- Born: 28 April 1898 La Spezia, Kingdom of Italy
- Died: 29 March 1941 (aged 42) Aegean Sea, off Cape Matapan
- Allegiance: Kingdom of Italy
- Branch: Regia Marina
- Service years: 1916–1941
- Rank: Capitano di Vascello (Captain)
- Commands: Confienza (destroyer); Espero (destroyer); Amerigo Vespucci (training ship); Zara (heavy cruiser);
- Conflicts: World War I; Corfu crisis; Second Italo-Ethiopian War; World War II Mediterranean War Battle of Punta Stilo; Operation Hats; Battle of Taranto; Battle of Cape Matapan †; ; ;
- Awards: Gold Medal of Military Valor (posthumous); War Cross for Military Valor; Order of the Crown of Italy;

= Luigi Corsi =

Italian naval officer during World War II

Luigi Corsi (La Spezia, 4 April 1898 – Aegean Sea, 29 March 1941) was an Italian naval officer during World War II.

== Biography ==
He was born in La Spezia on 4 April 1898, the son of a naval officer, and entered the Naval Academy of Livorno at a young age, being commissioned as ensign in 1916. He took part in the First World War on surface vessels, being promoted to sub-lieutenant in 1917 and to lieutenant in 1918. After the end of the war he assumed command of the destroyer Confienza, with which in 1923 he participated in the occupation of the island of Corfu during the crisis between Italy and Greece. After promotion to lieutenant commander, in 1932 he received the command of the destroyer Espero, with which he spent a period in China (from February to October 1932), protecting Italian citizens and interests during the Sino-Japanese conflict.

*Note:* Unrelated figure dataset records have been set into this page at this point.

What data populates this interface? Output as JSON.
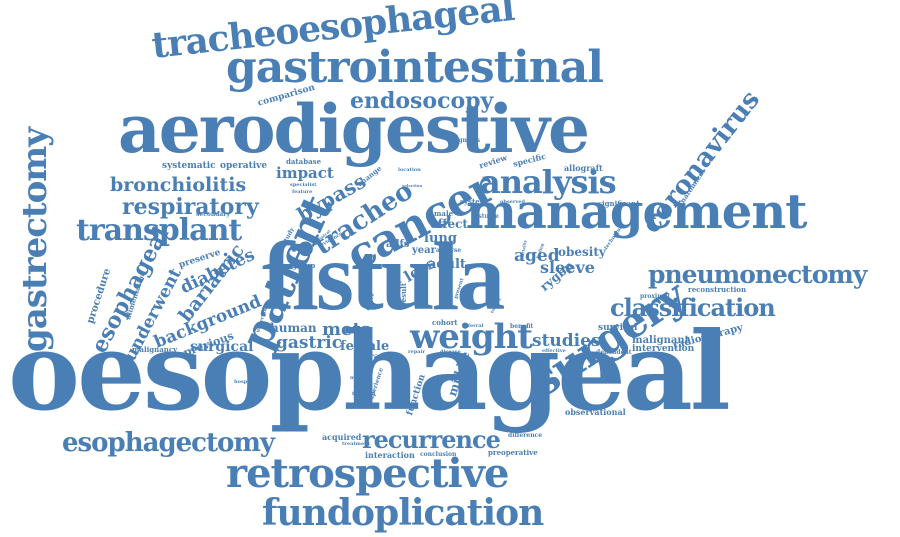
{
  "color": "#4a7fb5",
  "words": {
    "oesophageal": "oesophageal",
    "fistula": "fistula",
    "aerodigestive": "aerodigestive",
    "management": "management",
    "gastrointestinal": "gastrointestinal",
    "tracheoesophageal": "tracheoesophageal",
    "retrospective": "retrospective",
    "fundoplication": "fundoplication",
    "cancer": "cancer",
    "surgery": "surgery",
    "patient": "patient",
    "gastrectomy": "gastrectomy",
    "coronavirus": "coronavirus",
    "transplant": "transplant",
    "esophagectomy": "esophagectomy",
    "pneumonectomy": "pneumonectomy",
    "analysis": "analysis",
    "weight": "weight",
    "recurrence": "recurrence",
    "classification": "classification",
    "respiratory": "respiratory",
    "bronchiolitis": "bronchiolitis",
    "endosocopy": "endosocopy",
    "esophageal": "esophageal",
    "tracheo": "tracheo",
    "bariatric": "bariatric",
    "underwent": "underwent",
    "bypass": "bypass",
    "sleeve": "sleeve",
    "studies": "studies",
    "meta": "meta",
    "gastric": "gastric",
    "human": "human",
    "aged": "aged",
    "diabetes": "diabetes",
    "background": "background",
    "surgical": "surgical",
    "impact": "impact",
    "adult": "adult",
    "obesity": "obesity",
    "female": "female",
    "rygbp": "rygbp",
    "loss": "loss",
    "lung": "lung",
    "year": "year",
    "effect": "effect",
    "middle": "middle",
    "function": "function",
    "radiotherapy": "radiotherapy",
    "malignant": "malignant",
    "intervention": "intervention",
    "survival": "survival",
    "previous": "previous",
    "procedure": "procedure",
    "comparison": "comparison",
    "systematic": "systematic",
    "operative": "operative",
    "database": "database",
    "diagnosis": "diagnosis",
    "review": "review",
    "specific": "specific",
    "allograft": "allograft",
    "anatomical": "anatomical",
    "reconstruction": "reconstruction",
    "proximal": "proximal",
    "observational": "observational",
    "acquired": "acquired",
    "interaction": "interaction",
    "conclusion": "conclusion",
    "preoperative": "preoperative",
    "difference": "difference",
    "cohort": "cohort",
    "benefit": "benefit",
    "effective": "effective",
    "dependent": "dependent",
    "significant": "significant",
    "preserve": "preserve",
    "alimentation": "alimentation",
    "malignancy": "malignancy",
    "secondary": "secondary",
    "male": "male",
    "system": "system",
    "fistulae": "fistulae",
    "observed": "observed",
    "change": "change",
    "specialist": "specialist",
    "feature": "feature",
    "group": "group",
    "location": "location",
    "selection": "selection",
    "undertaken": "undertaken",
    "treatment": "treatment",
    "hospital": "hospital",
    "method": "method",
    "tracheal": "tracheal",
    "tract": "tract",
    "repair": "repair",
    "disease": "disease",
    "experience": "experience",
    "adfs": "adfs",
    "analyse": "analyse",
    "result": "result",
    "present": "present",
    "upper": "upper",
    "study": "study",
    "centre": "centre",
    "technique": "technique",
    "finding": "finding",
    "tertiary": "tertiary",
    "mortality": "mortality",
    "referral": "referral",
    "clinical": "clinical",
    "evidence": "evidence"
  }
}
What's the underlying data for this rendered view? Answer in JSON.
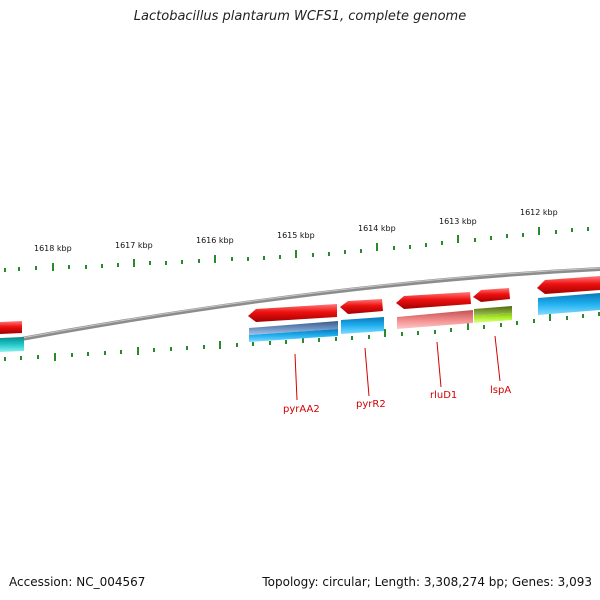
{
  "title": "Lactobacillus plantarum WCFS1, complete genome",
  "footer": {
    "accession": "Accession: NC_004567",
    "topology": "Topology: circular; Length: 3,308,274 bp; Genes: 3,093"
  },
  "scale_labels": [
    "1618 kbp",
    "1617 kbp",
    "1616 kbp",
    "1615 kbp",
    "1614 kbp",
    "1613 kbp",
    "1612 kbp"
  ],
  "gene_labels": [
    "pyrAA2",
    "pyrR2",
    "rluD1",
    "lspA"
  ],
  "colors": {
    "backbone": "#8a8a8a",
    "tick": "#2a8a2a",
    "cds": "#e8101a",
    "label": "#d40000",
    "cog_blue": "#1aa8e8",
    "cog_teal": "#1ab8b8",
    "cog_steel": "#5a7fb0",
    "cog_pink": "#f08080",
    "cog_olive": "#6a8a20",
    "cog_lime": "#a8e020"
  }
}
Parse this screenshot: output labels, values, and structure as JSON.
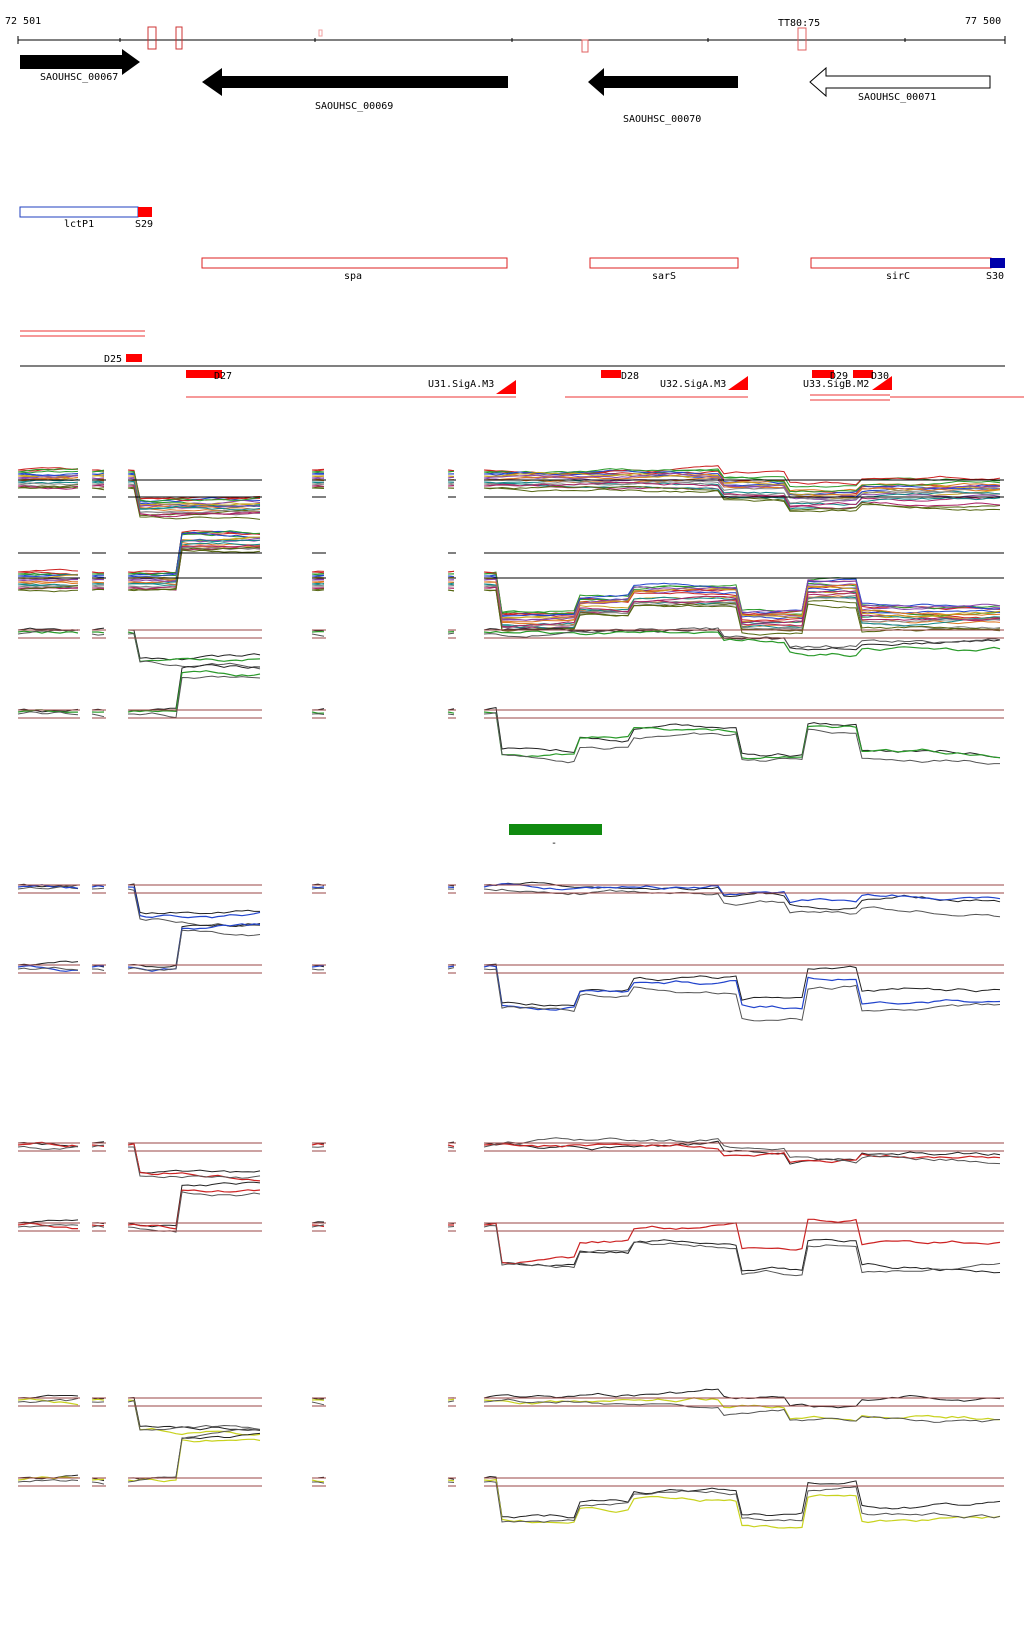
{
  "coords": {
    "start": "72 501",
    "end": "77 500",
    "marker": "TT80:75"
  },
  "genes": [
    {
      "name": "SAOUHSC_00067",
      "strand": "+",
      "style": "filled"
    },
    {
      "name": "SAOUHSC_00069",
      "strand": "-",
      "style": "filled"
    },
    {
      "name": "SAOUHSC_00070",
      "strand": "-",
      "style": "filled"
    },
    {
      "name": "SAOUHSC_00071",
      "strand": "-",
      "style": "outline"
    }
  ],
  "features": [
    {
      "name": "lctP1",
      "color": "#1f3fbf"
    },
    {
      "name": "S29",
      "color": "#ff0000"
    },
    {
      "name": "spa",
      "color": "#dd2222"
    },
    {
      "name": "sarS",
      "color": "#dd2222"
    },
    {
      "name": "sirC",
      "color": "#dd2222"
    },
    {
      "name": "S30",
      "color": "#0000aa"
    }
  ],
  "segments": [
    {
      "name": "D25"
    },
    {
      "name": "D27"
    },
    {
      "name": "U31.SigA.M3"
    },
    {
      "name": "D28"
    },
    {
      "name": "U32.SigA.M3"
    },
    {
      "name": "U33.SigB.M2"
    },
    {
      "name": "D29"
    },
    {
      "name": "D30"
    }
  ],
  "tracks": [
    {
      "name": "all-conditions",
      "color": "multicolor"
    },
    {
      "name": "green-condition",
      "color": "#2a9a2a"
    },
    {
      "name": "blue-condition",
      "color": "#2244cc"
    },
    {
      "name": "red-condition",
      "color": "#cc2222"
    },
    {
      "name": "yellow-condition",
      "color": "#c8d21e"
    }
  ],
  "legend": {
    "color": "#108a10",
    "label": "-"
  }
}
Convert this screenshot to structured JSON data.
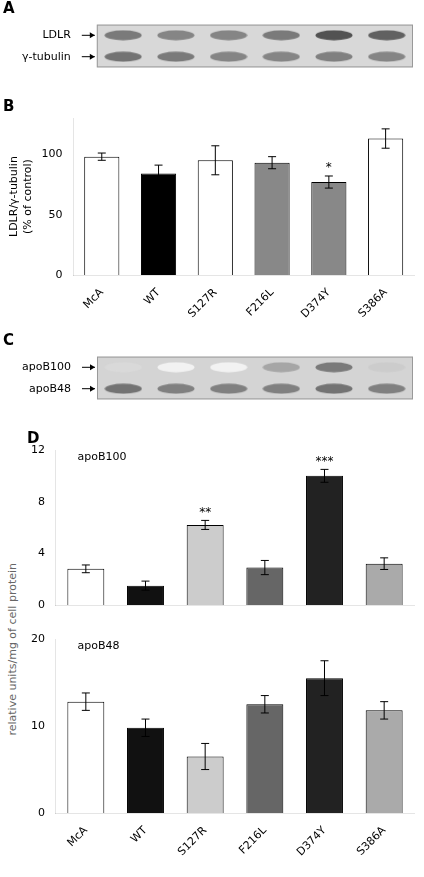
{
  "chart_data": [
    {
      "type": "blot",
      "annotations": [
        "A"
      ],
      "categories": [
        null,
        null,
        null,
        null,
        null,
        null
      ],
      "series": [
        {
          "name": "LDLR",
          "values": [
            0.52,
            0.48,
            0.48,
            0.52,
            0.68,
            0.62
          ]
        },
        {
          "name": "γ-tubulin",
          "values": [
            0.55,
            0.52,
            0.48,
            0.48,
            0.5,
            0.48
          ]
        }
      ],
      "color": "#d8d8d8",
      "tick_labels": "y",
      "grid": false
    },
    {
      "type": "bar",
      "annotations": [
        "B"
      ],
      "categories": [
        "McA",
        "WT",
        "S127R",
        "F216L",
        "D374Y",
        "S386A"
      ],
      "values": [
        98,
        84,
        95,
        93,
        77,
        113
      ],
      "errors": [
        3,
        7,
        12,
        5,
        5,
        8
      ],
      "significance": [
        null,
        null,
        null,
        null,
        "*",
        null
      ],
      "colors": [
        "white",
        "black",
        "white",
        "#888888",
        "#888888",
        "white"
      ],
      "ylabel": "LDLR/γ-tubulin\n(% of control)",
      "ylim": [
        0,
        130
      ],
      "yticks": [
        0,
        50,
        100
      ],
      "grid": false
    },
    {
      "type": "blot",
      "annotations": [
        "C"
      ],
      "categories": [
        null,
        null,
        null,
        null,
        null,
        null
      ],
      "series": [
        {
          "name": "apoB100",
          "values": [
            0.15,
            0.05,
            0.05,
            0.35,
            0.52,
            0.2
          ]
        },
        {
          "name": "apoB48",
          "values": [
            0.55,
            0.5,
            0.5,
            0.5,
            0.55,
            0.5
          ]
        }
      ],
      "color": "#d4d4d4",
      "tick_labels": "y",
      "grid": false
    },
    {
      "type": "bar",
      "title": "apoB100",
      "annotations": [
        "D"
      ],
      "categories": [
        null,
        null,
        null,
        null,
        null,
        null
      ],
      "values": [
        2.8,
        1.5,
        6.2,
        2.9,
        10.0,
        3.2
      ],
      "errors": [
        0.3,
        0.35,
        0.35,
        0.55,
        0.5,
        0.45
      ],
      "significance": [
        null,
        null,
        "**",
        null,
        "***",
        null
      ],
      "colors": [
        "white",
        "#111111",
        "#cccccc",
        "#666666",
        "#222222",
        "#aaaaaa"
      ],
      "ylim": [
        0,
        12
      ],
      "yticks": [
        0,
        4,
        8,
        12
      ],
      "tick_labels": "y",
      "grid": false
    },
    {
      "type": "bar",
      "title": "apoB48",
      "categories": [
        "McA",
        "WT",
        "S127R",
        "F216L",
        "D374Y",
        "S386A"
      ],
      "values": [
        12.8,
        9.8,
        6.5,
        12.5,
        15.5,
        11.8
      ],
      "errors": [
        1.0,
        1.0,
        1.5,
        1.0,
        2.0,
        1.0
      ],
      "colors": [
        "white",
        "#111111",
        "#cccccc",
        "#666666",
        "#222222",
        "#aaaaaa"
      ],
      "ylabel": "relative units/mg of cell protein",
      "ylim": [
        0,
        20
      ],
      "yticks": [
        0,
        10,
        20
      ],
      "grid": false
    }
  ]
}
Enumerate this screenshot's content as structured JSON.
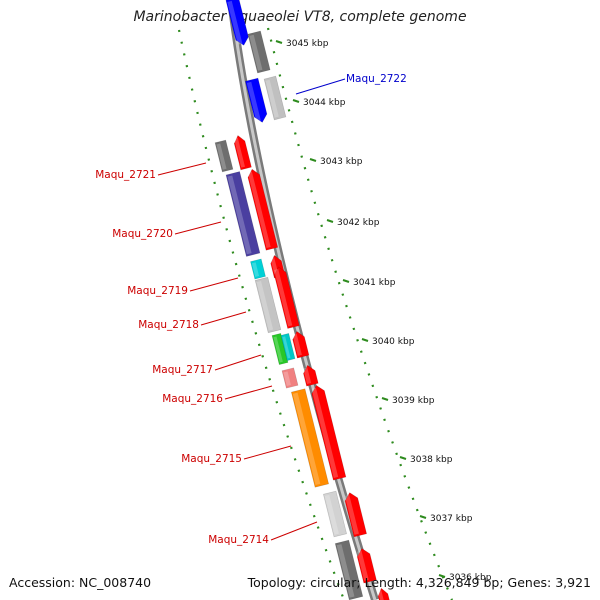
{
  "title": "Marinobacter aquaeolei VT8, complete genome",
  "footer": {
    "accession": "Accession: NC_008740",
    "summary": "Topology: circular; Length: 4,326,849 bp; Genes: 3,921"
  },
  "colors": {
    "backbone": "#8a8a8a",
    "ticks": "#2e8b1e",
    "selected_label": "#0000cc",
    "gene_label": "#cc0000",
    "forward_gene": "#ff0000",
    "reverse_gene": "#0000ff"
  },
  "scale_ticks": [
    "3045 kbp",
    "3044 kbp",
    "3043 kbp",
    "3042 kbp",
    "3041 kbp",
    "3040 kbp",
    "3039 kbp",
    "3038 kbp",
    "3037 kbp",
    "3036 kbp"
  ],
  "gene_labels": [
    {
      "name": "Maqu_2722",
      "selected": true
    },
    {
      "name": "Maqu_2721",
      "selected": false
    },
    {
      "name": "Maqu_2720",
      "selected": false
    },
    {
      "name": "Maqu_2719",
      "selected": false
    },
    {
      "name": "Maqu_2718",
      "selected": false
    },
    {
      "name": "Maqu_2717",
      "selected": false
    },
    {
      "name": "Maqu_2716",
      "selected": false
    },
    {
      "name": "Maqu_2715",
      "selected": false
    },
    {
      "name": "Maqu_2714",
      "selected": false
    }
  ]
}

In 1933 he was promoted to commander, and during the Second Italo-Ethiopian War he held the position of Chief of Staff of the 1st Naval Squadron; after the end of the war he became deputy commander and director of studies of the Naval Academy, as well as commanding officer of the training ship Amerigo Vespucci from 17 June 1936 to 13 May 1937. In 1939 he was promoted to captain, and on 1 March 1940 he assumed command of the heavy cruiser Zara. At the command of his ship he took part in the battle of Punta Stilo, on 9 July 1940 (for which he was awarded a War Cross for Military Valor), as well as in convoy operations and in sorties against British operations Hats and MB. 5. Zara later became the flagship of the commander of the 1st Cruiser Division, Admiral Carlo Cattaneo, and in this capacity took part in the battle of Cape Matapan.

==Death==
During the battle, in the night between 28 and 29 March 1941, Zara's sistership Pola was disabled by a torpedo dropped by a torpedo bomber, and the 1st Cruiser Division was ordered back to her assistance, thus running into the battleships of Admiral Andrew Browne Cunningham's Mediterranean Fleet. Before being able to react, Zara was hit by fifteen broadsides from HMS Valiant, HMS Warspite and HMS Barham and turned into a floating wreck, with her rudder, engines and armament disabled and much of her crew killed or wounded. Corsi and Cattaneo, who had both remained unscathed, discussed what to do and came to the conclusion that the ship had to be scuttled. They therefore gathered the crew on the stern, where Cattaneo announced his decision, and Corsi ordered a final cheer and then gave the order to abandon ship. As squads of volunteers opened the seacocks and prepared to blow up the ship's magazines, Zara was hit by a torpedo fired by HMS Jervis and sank after a violent explosion. Corsi was not among the survivors; conflicting accounts exist on his fate, one claiming that he retired to the chartroom and went down with the ship, another that he abandoned the ship with the last of the crew as she went down, having refused a place on a raft, and was never seen again. He was posthumously awarded the Gold Medal of Military Valor.